The Interaction Loop
In the theater of Reinforcement Learning, the Agent and the Environment perform a continuous dance. At each discrete time step $t$, the agent receives a representation of the environment's State ($S_t$). Based on this, the agent selects an Action ($A_t$). One step later, as a consequence of its action, the agent receives a numerical Reward ($R_{t+1}$) and finds itself in a new state ($S_{t+1}$).
The Finite MDP Framework
A Finite Markov Decision Process (Finite MDP) is the mathematical bedrock of this interaction. It assumes that the sets of states, actions, and rewards are finite.
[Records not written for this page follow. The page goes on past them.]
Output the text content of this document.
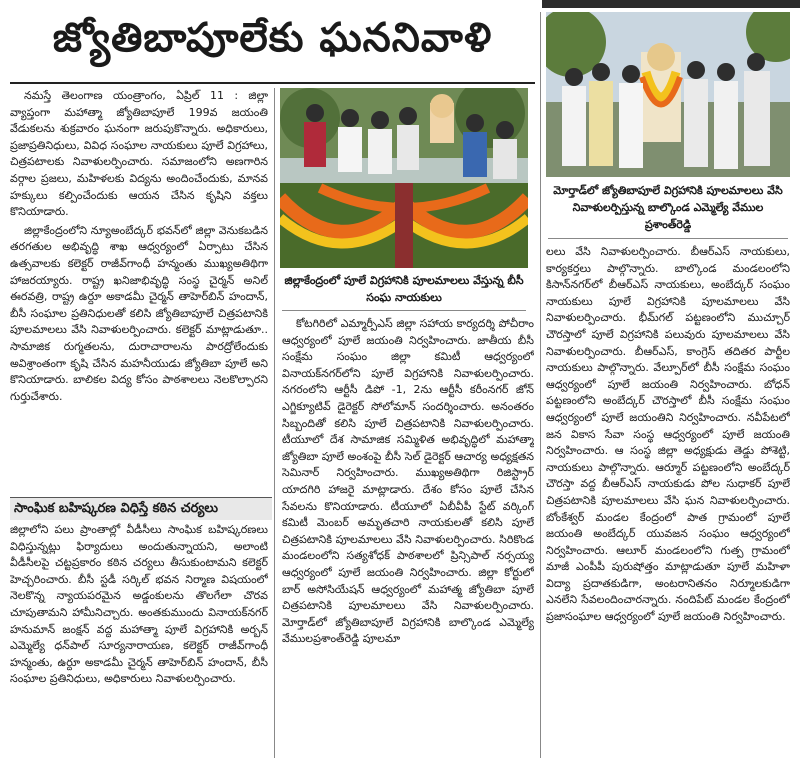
జ్యోతిబాపూలేకు ఘననివాళి

నమస్తే తెలంగాణ యంత్రాంగం, ఏప్రిల్ 11 : జిల్లా వ్యాప్తంగా మహాత్మా జ్యోతిబాపూలే 199వ జయంతి వేడుకలను శుక్రవారం ఘనంగా జరుపుకొన్నారు. అధికారులు, ప్రజాప్రతినిధులు, వివిధ సంఘాల నాయకులు పూలే విగ్రహాలు, చిత్రపటాలకు నివాళులర్పించారు. సమాజంలోని అణగారిన వర్గాల ప్రజలు, మహిళలకు విద్యను అందించేందుకు, మానవ హక్కులు కల్పించేందుకు ఆయన చేసిన కృషిని వక్తలు కొనియాడారు.

జిల్లాకేంద్రంలోని న్యూఅంబేద్కర్ భవన్‌లో జిల్లా వెనుకబడిన తరగతుల అభివృద్ధి శాఖ ఆధ్వర్యంలో ఏర్పాటు చేసిన ఉత్సవాలకు కలెక్టర్ రాజీవ్‌గాంధీ హన్మంతు ముఖ్యఅతిథిగా హాజరయ్యారు. రాష్ట్ర ఖనిజాభివృద్ధి సంస్థ చైర్మన్ అనిల్ ఈరవత్రి, రాష్ట్ర ఉర్దూ అకాడమీ చైర్మన్ తాహెర్‌బిన్ హందాన్, బీసీ సంఘాల ప్రతినిధులతో కలిసి జ్యోతిబాపూలే చిత్రపటానికి పూలమాలలు వేసి నివాళులర్పించారు. కలెక్టర్ మాట్లాడుతూ.. సామాజిక రుగ్మతలను, దురాచారాలను పారద్రోలేందుకు అవిశ్రాంతంగా కృషి చేసిన మహనీయుడు జ్యోతిబా పూలే అని కొనియాడారు. బాలికల విద్య కోసం పాఠశాలలు నెలకొల్పారని గుర్తుచేశారు.

సాంఘిక బహిష్కరణ విధిస్తే కఠిన చర్యలు

జిల్లాలోని పలు ప్రాంతాల్లో వీడీసీలు సాంఘిక బహిష్కరణలు విధిస్తున్నట్లు ఫిర్యాదులు అందుతున్నాయని, అలాంటి వీడీసీలపై చట్టప్రకారం కఠిన చర్యలు తీసుకుంటామని కలెక్టర్ హెచ్చరించారు. బీసీ స్టడీ సర్కిల్ భవన నిర్మాణ విషయంలో నెలకొన్న న్యాయపరమైన అడ్డంకులను తొలగేలా చొరవ చూపుతామని హామీనిచ్చారు. అంతకుముందు వినాయక్‌నగర్ హనుమాన్ జంక్షన్ వద్ద మహాత్మా పూలే విగ్రహానికి అర్బన్ ఎమ్మెల్యే ధన్‌పాల్ సూర్యనారాయణ, కలెక్టర్ రాజీవ్‌గాంధీ హన్మంతు, ఉర్దూ అకాడమీ చైర్మన్ తాహెర్‌బిన్ హందాన్, బీసీ సంఘాల ప్రతినిధులు, అధికారులు నివాళులర్పించారు.

జిల్లాకేంద్రంలో పూలే విగ్రహానికి పూలమాలలు వేస్తున్న బీసీ సంఘ నాయకులు

కోటగిరిలో ఎమ్మార్పీఎస్ జిల్లా సహాయ కార్యదర్శి పోచీరాం ఆధ్వర్యంలో పూలే జయంతి నిర్వహించారు. జాతీయ బీసీ సంక్షేమ సంఘం జిల్లా కమిటీ ఆధ్వర్యంలో వినాయక్‌నగర్‌లోని పూలే విగ్రహానికి నివాళులర్పించారు. నగరంలోని ఆర్టీసీ డిపో -1, 2ను ఆర్టీసీ కరీంనగర్ జోన్ ఎగ్జిక్యూటివ్ డైరెక్టర్ సోలోమాన్ సందర్శించారు. అనంతరం సిబ్బందితో కలిసి పూలే చిత్రపటానికి నివాళులర్పించారు. టీయూలో దేశ సామాజిక సమ్మిళిత అభివృద్ధిలో మహాత్మా జ్యోతిబా పూలే అంశంపై బీసీ సెల్ డైరెక్టర్ ఆచార్య అధ్యక్షతన సెమినార్ నిర్వహించారు. ముఖ్యఅతిథిగా రిజిస్ట్రార్ యాదగిరి హాజరై మాట్లాడారు. దేశం కోసం పూలే చేసిన సేవలను కొనియాడారు. టీయూలో ఏబీవీపీ స్టేట్ వర్కింగ్ కమిటీ మెంబర్ అమృతచారి నాయకులతో కలిసి పూలే చిత్రపటానికి పూలమాలలు వేసి నివాళులర్పించారు. సిరికొండ మండలంలోని సత్యశోధక్ పాఠశాలలో ప్రిన్సిపాల్ నర్సయ్య ఆధ్వర్యంలో పూలే జయంతి నిర్వహించారు. జిల్లా కోర్టులో బార్ అసోసియేషన్ ఆధ్వర్యంలో మహాత్మ జ్యోతిబా పూలే చిత్రపటానికి పూలమాలలు వేసి నివాళులర్పించారు. మోర్తాడ్‌లో జ్యోతిబాపూలే విగ్రహానికి బాల్కొండ ఎమ్మెల్యే వేములప్రశాంత్‌రెడ్డి పూలమా

మోర్తాడ్‌లో జ్యోతిబాపూలే విగ్రహానికి పూలమాలలు వేసి నివాళులర్పిస్తున్న బాల్కొండ ఎమ్మెల్యే వేముల ప్రశాంత్‌రెడ్డి

లలు వేసి నివాళులర్పించారు. బీఆర్ఎస్ నాయకులు, కార్యకర్తలు పాల్గొన్నారు. బాల్కొండ మండలంలోని కిసాన్‌నగర్‌లో బీఆర్ఎస్ నాయకులు, అంబేద్కర్ సంఘం నాయకులు పూలే విగ్రహానికి పూలమాలలు వేసి నివాళులర్పించారు. భీమ్‌గల్ పట్టణంలోని ముచ్చూర్ చౌరస్తాలో పూలే విగ్రహానికి పలువురు పూలమాలలు వేసి నివాళులర్పించారు. బీఆర్ఎస్, కాంగ్రెస్ తదితర పార్టీల నాయకులు పాల్గొన్నారు. వేల్పూర్‌లో బీసీ సంక్షేమ సంఘం ఆధ్వర్యంలో పూలే జయంతి నిర్వహించారు. బోధన్ పట్టణంలోని అంబేద్కర్ చౌరస్తాలో బీసీ సంక్షేమ సంఘం ఆధ్వర్యంలో పూలే జయంతిని నిర్వహించారు. నవీపేటలో జన వికాస సేవా సంస్థ ఆధ్వర్యంలో పూలే జయంతి నిర్వహించారు. ఆ సంస్థ జిల్లా అధ్యక్షుడు తెడ్డు పోశెట్టి, నాయకులు పాల్గొన్నారు. ఆర్మూర్ పట్టణంలోని అంబేద్కర్ చౌరస్తా వద్ద బీఆర్ఎస్ నాయకుడు పోల సుధాకర్ పూలే చిత్రపటానికి పూలమాలలు వేసి ఘన నివాళులర్పించారు. బోంకేశ్వర్ మండల కేంద్రంలో పాత గ్రామంలో పూలే జయంతి అంబేద్కర్ యువజన సంఘం ఆధ్వర్యంలో నిర్వహించారు. ఆలూర్ మండలంలోని గుత్ప గ్రామంలో మాజీ ఎంపీపీ పురుషోత్తం మాట్లాడుతూ పూలే మహిళా విద్యా ప్రదాతకుడిగా, అంటరానితనం నిర్మూలకుడిగా ఎనలేని సేవలందించారన్నారు. నందిపేట్ మండల కేంద్రంలో ప్రజాసంఘాల ఆధ్వర్యంలో పూలే జయంతి నిర్వహించారు.
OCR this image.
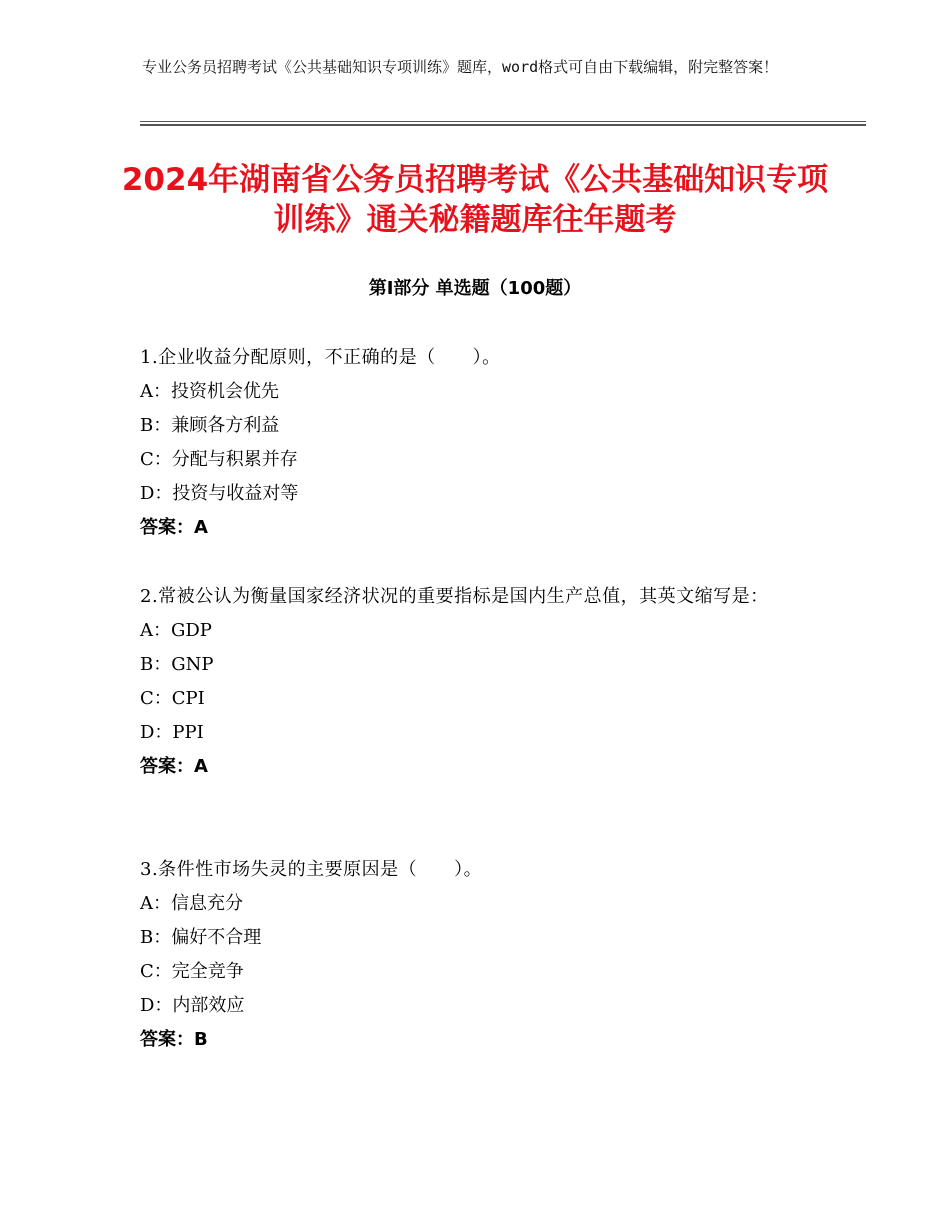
专业公务员招聘考试《公共基础知识专项训练》题库，word格式可自由下载编辑，附完整答案！
2024年湖南省公务员招聘考试《公共基础知识专项训练》通关秘籍题库往年题考
第Ⅰ部分 单选题（100题）

1.企业收益分配原则，不正确的是（　　）。

A：投资机会优先

B：兼顾各方利益

C：分配与积累并存

D：投资与收益对等

答案：A

2.常被公认为衡量国家经济状况的重要指标是国内生产总值，其英文缩写是：

A：GDP

B：GNP

C：CPI

D：PPI

答案：A

3.条件性市场失灵的主要原因是（　　）。

A：信息充分

B：偏好不合理

C：完全竞争

D：内部效应

答案：B
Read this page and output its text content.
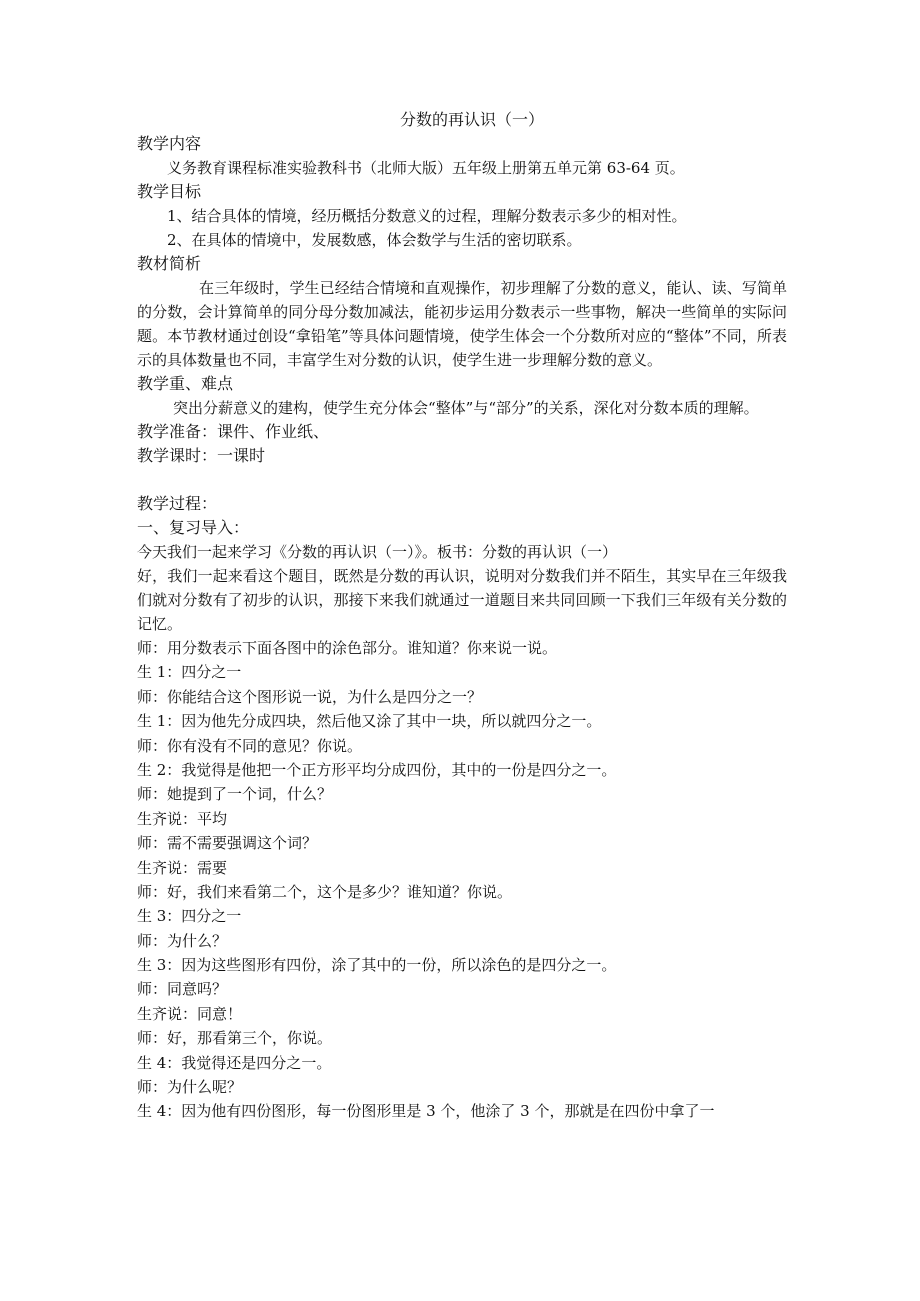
分数的再认识（一）

教学内容

义务教育课程标准实验教科书（北师大版）五年级上册第五单元第 63-64 页。

教学目标

1、结合具体的情境，经历概括分数意义的过程，理解分数表示多少的相对性。

2、在具体的情境中，发展数感，体会数学与生活的密切联系。

教材简析

在三年级时，学生已经结合情境和直观操作，初步理解了分数的意义，能认、读、写简单的分数，会计算简单的同分母分数加减法，能初步运用分数表示一些事物，解决一些简单的实际问题。本节教材通过创设“拿铅笔”等具体问题情境，使学生体会一个分数所对应的“整体”不同，所表示的具体数量也不同，丰富学生对分数的认识，使学生进一步理解分数的意义。

教学重、难点

突出分薪意义的建构，使学生充分体会“整体”与“部分”的关系，深化对分数本质的理解。

教学准备：课件、作业纸、

教学课时：一课时

教学过程：

一、复习导入：

今天我们一起来学习《分数的再认识（一）》。板书：分数的再认识（一）

好，我们一起来看这个题目，既然是分数的再认识，说明对分数我们并不陌生，其实早在三年级我们就对分数有了初步的认识，那接下来我们就通过一道题目来共同回顾一下我们三年级有关分数的记忆。

师：用分数表示下面各图中的涂色部分。谁知道？你来说一说。

生 1：四分之一

师：你能结合这个图形说一说，为什么是四分之一？

生 1：因为他先分成四块，然后他又涂了其中一块，所以就四分之一。

师：你有没有不同的意见？你说。

生 2：我觉得是他把一个正方形平均分成四份，其中的一份是四分之一。

师：她提到了一个词，什么？

生齐说：平均

师：需不需要强调这个词？

生齐说：需要

师：好，我们来看第二个，这个是多少？谁知道？你说。

生 3：四分之一

师：为什么？

生 3：因为这些图形有四份，涂了其中的一份，所以涂色的是四分之一。

师：同意吗？

生齐说：同意！

师：好，那看第三个，你说。

生 4：我觉得还是四分之一。

师：为什么呢？

生 4：因为他有四份图形，每一份图形里是 3 个，他涂了 3 个，那就是在四份中拿了一
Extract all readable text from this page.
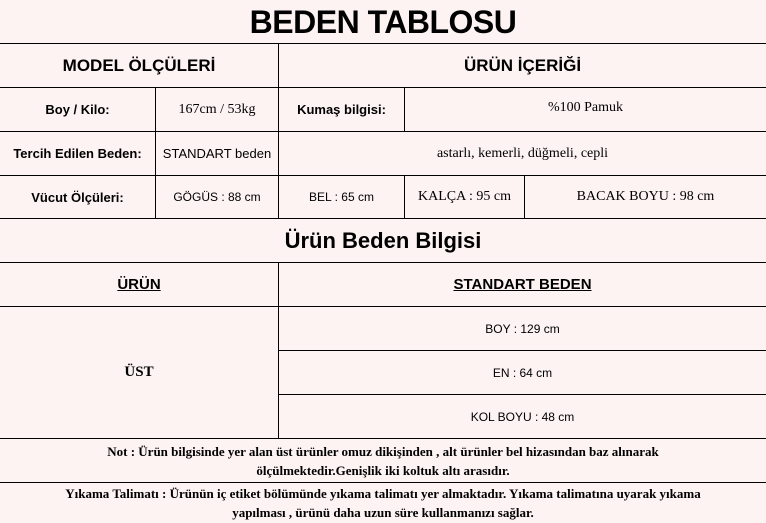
BEDEN TABLOSU
MODEL ÖLÇÜLERİ	ÜRÜN İÇERİĞİ
Boy / Kilo:	167cm / 53kg	Kumaş bilgisi:	%100 Pamuk
Tercih Edilen Beden:	STANDART beden	astarlı, kemerli, düğmeli, cepli
Vücut Ölçüleri:	GÖGÜS : 88 cm	BEL : 65 cm	KALÇA : 95 cm	BACAK BOYU : 98 cm
Ürün Beden Bilgisi
ÜRÜN	STANDART BEDEN
ÜST
BOY : 129 cm
EN : 64 cm
KOL BOYU : 48 cm
Not : Ürün bilgisinde yer alan üst ürünler omuz dikişinden , alt ürünler bel hizasından baz alınarak
ölçülmektedir.Genişlik iki koltuk altı arasıdır.
Yıkama Talimatı : Ürünün iç etiket bölümünde yıkama talimatı yer almaktadır. Yıkama talimatına uyarak yıkama
yapılması , ürünü daha uzun süre kullanmanızı sağlar.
This allows us to define the dynamics of the environment through a single probability distribution: $p(s', r | s, a) = \Pr\{S_t=s', R_t=r | S_{t-1}=s, A_{t-1}=a\}$.
- Agent-Environment Boundary: This is not a physical shell but a functional one. If the agent cannot change it arbitrarily, it is part of the environment. The motor of a robot is the environment; the control software is the agent.
- Episodic Tasks: The interaction breaks into finite sequences called Episodes, ending in a Terminal State (e.g., a game over).
- Continuing Tasks: Interactions that go on forever without a natural end (e.g., process control).